This body of work moves through paper, mixed media, fabric, and embroidery as a quiet yet powerful language—one that does not speak directly, but carries memory, inheritance, and emotional continuity. Rooted in the intimate world of jewellery, the work repositions adornment not as decoration, but as an archive of lived experience.
Jewellery, within this practice, becomes a vessel of meaning: a family archive, a dowry, a museum of intimate objects. It holds layered associations—care, protection, prayer, status, rebellion, self-preservation, and silent power—particularly within systems where value, voice, and visibility are often negotiated through what is worn, given, or kept.

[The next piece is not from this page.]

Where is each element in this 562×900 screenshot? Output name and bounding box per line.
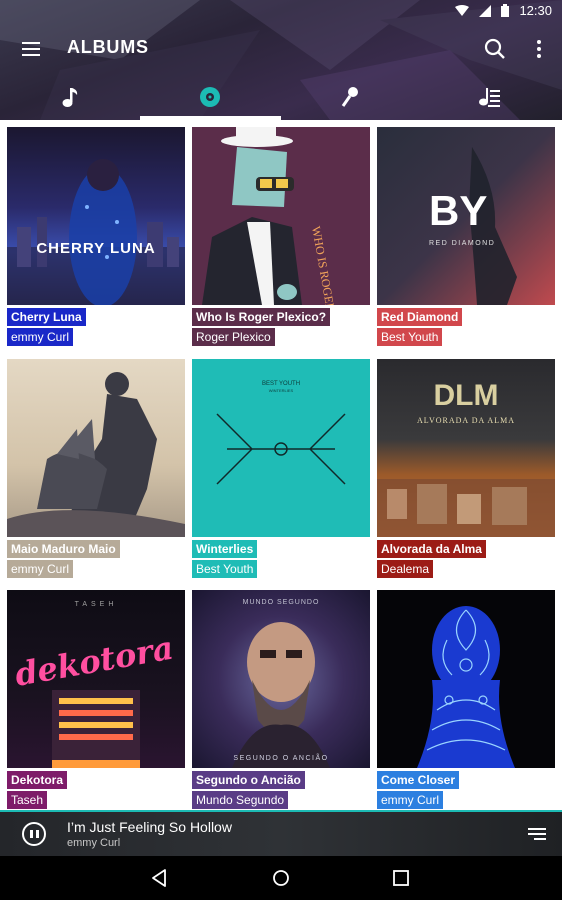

The work begins with the artist’s mother, whose relationship to jewellery was not purely aesthetic, but deeply practical and emotional. For her, adornment represented foresight and care—a way of holding security in an uncertain world, and of preserving something for an unknown future.
Now, ten years after her passing, these inherited objects become a living archive. They hold presence not through loss alone, but through continuity. Transformed into embroidered surfaces, layered paper works, and material fragments, they shift from personal inheritance into collective reflection.
These works do not aim to monumentalise jewellery, but to slow it down—reframing it as a site where memory is carried gently, silently, and materially across generations. Through this process, adornment becomes language: not spoken, but held.